Autos nº. 990.10.200858-4

Suscitante: 18ª. Câmara de Direito Privado do Tribunal de Justiça

Objeto: Dec.-lei n. 70/66

 

Ementa: 1) Incidente de inconstitucionalidade. Art. 30 a 38 do Decreto-lei nº 70/66. Alegação de ofensa ao devido processo legal (art. 5º, LIV da CR/88). 2) Questão já submetida à apreciação do Órgão Especial, que reconheceu a constitucionalidade dos dispositivos em análise. Inviabilidade da arguição (art. 481, parágrafo único, do CPC). 3) Mérito: constitucionalidade da execução extrajudicial da dívida hipotecária. Precedentes do STF e do STJ. Possibilidade do controle judicial (art. 5º, XXXV da CR/88).
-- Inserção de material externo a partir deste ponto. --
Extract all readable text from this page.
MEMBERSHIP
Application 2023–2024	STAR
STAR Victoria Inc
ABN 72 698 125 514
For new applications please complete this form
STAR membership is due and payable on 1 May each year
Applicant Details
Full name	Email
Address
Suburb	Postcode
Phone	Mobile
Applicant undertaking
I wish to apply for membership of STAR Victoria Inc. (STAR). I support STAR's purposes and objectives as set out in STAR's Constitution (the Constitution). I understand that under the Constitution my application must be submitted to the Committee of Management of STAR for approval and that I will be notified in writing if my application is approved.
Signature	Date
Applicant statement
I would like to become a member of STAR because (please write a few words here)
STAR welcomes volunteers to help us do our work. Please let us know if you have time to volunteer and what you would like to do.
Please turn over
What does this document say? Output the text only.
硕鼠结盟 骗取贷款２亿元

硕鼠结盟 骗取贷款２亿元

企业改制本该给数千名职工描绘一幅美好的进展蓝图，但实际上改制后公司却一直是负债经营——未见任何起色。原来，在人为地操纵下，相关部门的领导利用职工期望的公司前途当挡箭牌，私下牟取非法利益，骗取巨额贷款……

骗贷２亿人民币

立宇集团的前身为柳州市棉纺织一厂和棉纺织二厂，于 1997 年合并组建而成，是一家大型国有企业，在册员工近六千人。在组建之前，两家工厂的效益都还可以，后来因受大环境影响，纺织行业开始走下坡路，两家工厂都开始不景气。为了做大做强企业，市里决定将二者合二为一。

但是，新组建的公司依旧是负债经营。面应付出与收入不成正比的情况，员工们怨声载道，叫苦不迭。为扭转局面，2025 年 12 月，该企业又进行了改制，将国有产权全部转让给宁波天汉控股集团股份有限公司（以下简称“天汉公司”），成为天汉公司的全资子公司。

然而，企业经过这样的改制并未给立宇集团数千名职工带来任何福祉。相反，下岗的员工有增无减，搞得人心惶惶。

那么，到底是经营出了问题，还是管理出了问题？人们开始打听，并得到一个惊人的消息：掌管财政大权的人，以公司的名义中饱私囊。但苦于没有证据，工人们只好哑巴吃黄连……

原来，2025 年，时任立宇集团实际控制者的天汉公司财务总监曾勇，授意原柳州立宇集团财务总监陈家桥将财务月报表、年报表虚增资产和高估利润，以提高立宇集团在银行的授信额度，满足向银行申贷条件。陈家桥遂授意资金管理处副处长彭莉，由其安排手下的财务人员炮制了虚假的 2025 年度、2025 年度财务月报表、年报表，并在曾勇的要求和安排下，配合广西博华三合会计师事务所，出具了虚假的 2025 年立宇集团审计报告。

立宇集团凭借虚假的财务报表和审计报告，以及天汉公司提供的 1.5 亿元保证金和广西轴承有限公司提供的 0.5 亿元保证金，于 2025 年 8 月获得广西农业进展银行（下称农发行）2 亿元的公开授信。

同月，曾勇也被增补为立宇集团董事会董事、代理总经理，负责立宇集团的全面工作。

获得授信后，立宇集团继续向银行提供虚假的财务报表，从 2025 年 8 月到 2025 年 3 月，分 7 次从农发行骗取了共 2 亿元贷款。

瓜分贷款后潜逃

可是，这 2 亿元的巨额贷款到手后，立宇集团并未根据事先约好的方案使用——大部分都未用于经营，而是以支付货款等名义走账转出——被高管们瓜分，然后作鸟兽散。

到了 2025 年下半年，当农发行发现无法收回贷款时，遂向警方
Inexistência de ofensa ao devido processo legal, em perspectiva substancial. 4) Parecer pelo não conhecimento e, no mérito, pelo desprovimento do incidente.

 

Colendo Órgão Especial

Excelentíssimo Senhor Desembargador Presidente

Trata-se de incidente de inconstitucionalidade suscitado pela C. 18ª. Câmara de Direito Privado do Tribunal de Justiça do Estado de São Paulo, nos autos de Apelação Cível nº 921.489-9, da Comarca de São Paulo, em que figuram como partes BANCO BRADESCO S/A (apelante) e (...) (apelado).

Objetiva-se atender à cláusula de reserva de plenário (Súmula Vinculante nº 10 do STF), cogitando-se da inconstitucionalidade dos artigos 30, parte final, e 31 a 38 do Decreto-lei n. 70, de 21 de novembro de 1966.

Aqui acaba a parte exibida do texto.